EU-Antwortbrief an Kern in Vorbereitung

Der Brief von Kanzler Christian Kern an EU-Kommissionspräsident Jean-Claude Juncker, wonach Österreich aus der Flüchtlingsaufteilung in Europa vorerst ausgenommen sein will, sorgt für Betriebsamkeit zwischen Wien und Brüssel.

Laut Auskunft der EU-Kommission am Montag in Brüssel bereitet Juncker eine Antwort „auf gleichem Level“ (soll heißen: auch einen Brief) vor. Wann der Brief abgeschickt wird, weiß die Kommission noch nicht.
Wie der KURIER erfuhr, könnte es vor dem Brief noch ein Treffen zwischen Kern und Juncker geben. Auf der Tagung der Europäischen Volkspartei (EVP) in Malta letzte Woche wurde kolportiert, Juncker habe Kern vom Briefschreiben abhalten wollen, um zu vermeiden, dass die EU-Kommission dem österreichischen Kanzler eine offizielle, briefliche Absage erteilen muss. Kern habe dennoch den Brief geschrieben. Das Kanzleramt bestätigt diesen angeblichen „Wink“ Junckers nicht.
Inhaltlich zeichnet sich eine Abfuhr für das Kanzler-Anliegen ab. Am Montag lautete die Stellungnahme der EU-Kommission, „alle Mitgliedsstaaten müssen sich an Vereinbartes halten und ihre politische, moralische und rechtliche Pflicht erfüllen.“
Das ist im übrigen genau jene Wortwahl, die auch der EU-Kommissar für Migration, Dimitris Avramopoulos, auf dem EVP-Kongress in Malta verwendete. Avramopoulos machte kein Hehl daraus, dass Österreich sich an das Relocation-Programm halten müsse.
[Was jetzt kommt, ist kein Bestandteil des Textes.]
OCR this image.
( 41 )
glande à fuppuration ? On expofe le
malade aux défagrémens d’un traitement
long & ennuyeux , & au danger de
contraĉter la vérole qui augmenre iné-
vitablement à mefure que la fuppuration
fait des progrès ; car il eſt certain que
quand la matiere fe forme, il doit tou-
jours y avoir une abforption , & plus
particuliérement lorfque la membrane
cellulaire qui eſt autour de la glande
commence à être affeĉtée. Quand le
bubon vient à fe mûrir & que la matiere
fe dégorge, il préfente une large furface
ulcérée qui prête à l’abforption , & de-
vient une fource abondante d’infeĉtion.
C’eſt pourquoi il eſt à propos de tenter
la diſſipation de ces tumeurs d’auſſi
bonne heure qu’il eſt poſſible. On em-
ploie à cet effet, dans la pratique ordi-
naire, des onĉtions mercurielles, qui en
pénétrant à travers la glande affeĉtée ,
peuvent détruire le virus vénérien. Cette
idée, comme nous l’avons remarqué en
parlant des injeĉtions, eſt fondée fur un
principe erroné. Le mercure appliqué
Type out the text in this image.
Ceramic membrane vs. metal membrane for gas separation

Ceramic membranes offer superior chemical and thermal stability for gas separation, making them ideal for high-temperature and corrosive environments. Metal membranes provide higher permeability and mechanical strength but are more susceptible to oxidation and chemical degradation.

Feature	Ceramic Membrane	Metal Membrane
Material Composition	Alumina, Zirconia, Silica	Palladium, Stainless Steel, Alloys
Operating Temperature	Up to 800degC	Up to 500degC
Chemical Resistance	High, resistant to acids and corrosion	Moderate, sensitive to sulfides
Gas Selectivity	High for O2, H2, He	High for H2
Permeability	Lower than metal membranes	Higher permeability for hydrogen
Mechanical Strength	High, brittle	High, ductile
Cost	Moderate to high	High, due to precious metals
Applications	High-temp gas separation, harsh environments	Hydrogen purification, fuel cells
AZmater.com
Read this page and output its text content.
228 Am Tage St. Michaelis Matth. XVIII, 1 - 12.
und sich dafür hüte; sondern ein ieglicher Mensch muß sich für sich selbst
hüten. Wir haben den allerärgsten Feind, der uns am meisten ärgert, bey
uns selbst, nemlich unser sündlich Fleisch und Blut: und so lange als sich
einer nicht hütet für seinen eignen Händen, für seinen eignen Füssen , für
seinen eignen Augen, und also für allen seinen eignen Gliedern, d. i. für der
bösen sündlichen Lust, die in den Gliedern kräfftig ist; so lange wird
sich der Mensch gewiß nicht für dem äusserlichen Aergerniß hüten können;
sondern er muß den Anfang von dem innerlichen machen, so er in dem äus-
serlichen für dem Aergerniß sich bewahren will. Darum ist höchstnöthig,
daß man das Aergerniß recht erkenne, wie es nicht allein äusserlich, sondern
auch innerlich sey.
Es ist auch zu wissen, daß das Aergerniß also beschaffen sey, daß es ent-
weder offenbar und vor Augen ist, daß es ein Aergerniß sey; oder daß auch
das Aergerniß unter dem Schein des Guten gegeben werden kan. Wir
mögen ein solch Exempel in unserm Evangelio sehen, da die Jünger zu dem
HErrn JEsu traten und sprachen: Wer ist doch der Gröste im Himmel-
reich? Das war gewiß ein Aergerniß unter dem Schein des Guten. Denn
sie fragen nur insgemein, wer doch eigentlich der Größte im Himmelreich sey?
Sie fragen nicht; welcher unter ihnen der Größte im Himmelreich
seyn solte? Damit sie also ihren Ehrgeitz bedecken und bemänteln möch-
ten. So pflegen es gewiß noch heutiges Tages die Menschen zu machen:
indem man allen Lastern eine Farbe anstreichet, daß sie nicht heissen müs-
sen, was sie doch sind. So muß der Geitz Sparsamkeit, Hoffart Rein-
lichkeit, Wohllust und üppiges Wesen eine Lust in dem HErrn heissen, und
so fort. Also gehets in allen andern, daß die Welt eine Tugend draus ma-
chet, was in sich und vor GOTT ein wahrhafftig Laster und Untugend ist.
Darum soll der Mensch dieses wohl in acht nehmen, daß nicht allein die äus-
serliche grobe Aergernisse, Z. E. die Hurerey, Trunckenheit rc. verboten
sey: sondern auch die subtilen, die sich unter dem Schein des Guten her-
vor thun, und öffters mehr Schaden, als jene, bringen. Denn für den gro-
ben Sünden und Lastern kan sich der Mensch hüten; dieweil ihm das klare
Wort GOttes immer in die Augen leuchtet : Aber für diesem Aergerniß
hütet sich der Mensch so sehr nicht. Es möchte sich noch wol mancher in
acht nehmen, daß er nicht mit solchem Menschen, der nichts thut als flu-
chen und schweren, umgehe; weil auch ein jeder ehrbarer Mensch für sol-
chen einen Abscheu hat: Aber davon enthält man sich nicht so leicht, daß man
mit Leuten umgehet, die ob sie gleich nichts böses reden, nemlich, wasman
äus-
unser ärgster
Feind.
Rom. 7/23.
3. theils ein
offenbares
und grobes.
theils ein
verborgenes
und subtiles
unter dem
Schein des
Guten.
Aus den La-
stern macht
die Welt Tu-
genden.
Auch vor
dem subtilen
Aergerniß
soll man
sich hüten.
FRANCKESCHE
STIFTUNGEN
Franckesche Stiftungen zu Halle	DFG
Demnach hat sich Österreich verpflichtet, bis September 2017 1953 Flüchtlinge aufzunehmen, bis jetzt haben wir keinen einzigen genommen. Der Streit entzündete sich, als Innenminister Wolfgang Sobotka Italien zusagte, 50 minderjährige Flüchtlinge zu nehmen. Die SPÖ legte sich quer, der Kanzler schrieb besagten Brief.